We also can create pseudobulk data from the scRNA data by summing all cells into defined groups. We used the clusters to group the cells and we calculate differential expression using edgeR. We compare the CD4 cells (Naive CD4 T and Memory CD4 T) and the monocytic cells (CD14+ Mono and “FCGR3A+ Mono) .

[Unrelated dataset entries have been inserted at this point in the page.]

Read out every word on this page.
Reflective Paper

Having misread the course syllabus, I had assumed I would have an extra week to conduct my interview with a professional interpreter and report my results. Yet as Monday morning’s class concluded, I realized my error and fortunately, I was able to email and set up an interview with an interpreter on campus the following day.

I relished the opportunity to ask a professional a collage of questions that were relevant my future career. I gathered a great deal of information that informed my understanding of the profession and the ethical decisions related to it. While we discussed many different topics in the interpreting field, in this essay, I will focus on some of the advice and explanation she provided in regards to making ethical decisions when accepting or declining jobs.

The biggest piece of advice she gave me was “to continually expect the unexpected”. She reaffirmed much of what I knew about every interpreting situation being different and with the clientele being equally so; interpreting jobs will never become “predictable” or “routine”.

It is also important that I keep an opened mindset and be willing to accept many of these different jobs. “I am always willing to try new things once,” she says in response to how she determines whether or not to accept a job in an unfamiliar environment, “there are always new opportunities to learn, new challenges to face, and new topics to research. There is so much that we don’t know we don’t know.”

As shown in module 3, in order to perform pathway analysis,we prepare a rank file, run GSEA and create an enrichment map in Cytoscape.

run GSEA:

  1. Open GSEA
  2. Select Load Data
  3. Drag and Drop the rank CD4vsMono.rnk and gmt * Human_GOBP_AllPathways_no_GO_iea_April_02_2023_symbol.gmt files.
  4. Click on Load these files
  5. Click on Run GSEAPreranked
  6. In Gene sets database, click on the 3 dots, select Local GMX/GMT , select the gmt file, click on OK.
  7. Set the Number of permutations to 100
  8. Select the rank file: CD4vsMono.rnk
  9. Expand Basic Fields
  10. In the field Collapse/Remap to gene symbols, select No_Collapse
  11. Add an analysis name of your choice
  12. Set Max size to 200 and Min size to 10.
  13. Click on Run
    generate rank

Use 2000 permutations and MAX_Size to 1000 for your own analysis. You can decide to further reduce MAX_Size to 500 or 200.

Create an EnrichmentMap:

  1. Open Cytoscape
  2. Go to Apps -> EnrichmentMap
  3. Select the EnrichmentMap tab, click on the + sign. A Create Enrichment Map windows pops up.
  4. Drag and drop the GSEA folder in the Data Sets window. It automatically populates the fields.
  5. Set the FDR q-value cutoff to 0.01
  6. Click on Build
    generate rank
  • The enrichment map is now created. The red nodes are pathways enriched in genes up-regulated in CD4 cells when compared to the monocytic cells. The blue nodes are pathways enriched in genes up-regulated in monocytic cells.
    generate rank

See code below for your reference ( pseudobulk, differential expression and rank file).

library(dplyr)
library(Seurat)
library(patchwork)
library(ggplot2)
library(AUCell)
library(RColorBrewer)
library(scuttle)
library(SingleCellExperiment)
library(edgeR)
library(affy)

names(new.cluster.ids) <- levels(pbmc)
pbmc <- RenameIdents(pbmc, new.cluster.ids)
counts <- pbmc@assays$RNA@counts 
metadata <- pbmc@meta.data
sce <- SingleCellExperiment(assays = list(counts = counts), colData = metadata)
sum_by <- c("seurat_clusters")
summed <- scuttle::aggregateAcrossCells(sce, id=colData(sce)[,sum_by])
raw <- assay(summed, "counts") 
colnames(raw) =   c("Naive_CD4_T", "CD14p_Mono", "Memory_CD4_T", "B", "CD8_T", 
                    "FCGR3Ap_Mono","NK", "DC", "Platelet")
saveRDS(raw, "raw.rds")

count_mx = as.matrix(raw)
myGroups = c("CD4","Mono" ,"CD4","B" , "CD8_T","Mono","NK", "DC","Platelet" )
y <- DGEList(counts=count_mx,group=factor(myGroups))
keep <- filterByExpr(y)
y <- y[keep,keep.lib.sizes=FALSE]
y <- calcNormFactors(y)
design <- model.matrix(~0 + myGroups )
y <- estimateDisp(y,design)
my.contrasts <- makeContrasts(CD4vsMono=myGroupsCD4-myGroupsMono, 
                              levels = design )
mycontrast = "CD4vsMono"
fit <- glmQLFit(y,design)
qlf <- glmQLFTest(fit,coef=2, contrast = my.contrasts[])
table2 = topTags(qlf, n = nrow(y))
table2 = table2$table
table2$score =  sign(table2$logFC) * -log10(table2$PValue)
myrank = cbind.data.frame(rownames(table2), table2$score)
colnames(myrank) = c("gene", "score")
myrank = myrank[ order(myrank$score, decreasing = TRUE),]
write.table(myrank, paste0(mycontrast, ".rnk"), sep="\t", row.names = FALSE, 
            col.names = FALSE, quote = FALSE)

Some methods like AddModuleScore or AUCell do pathway enrichment analysis of each of cells and the enrichment results are usually display on the UMAP using a color code. It involves R coding and is out of the scope for this workshop.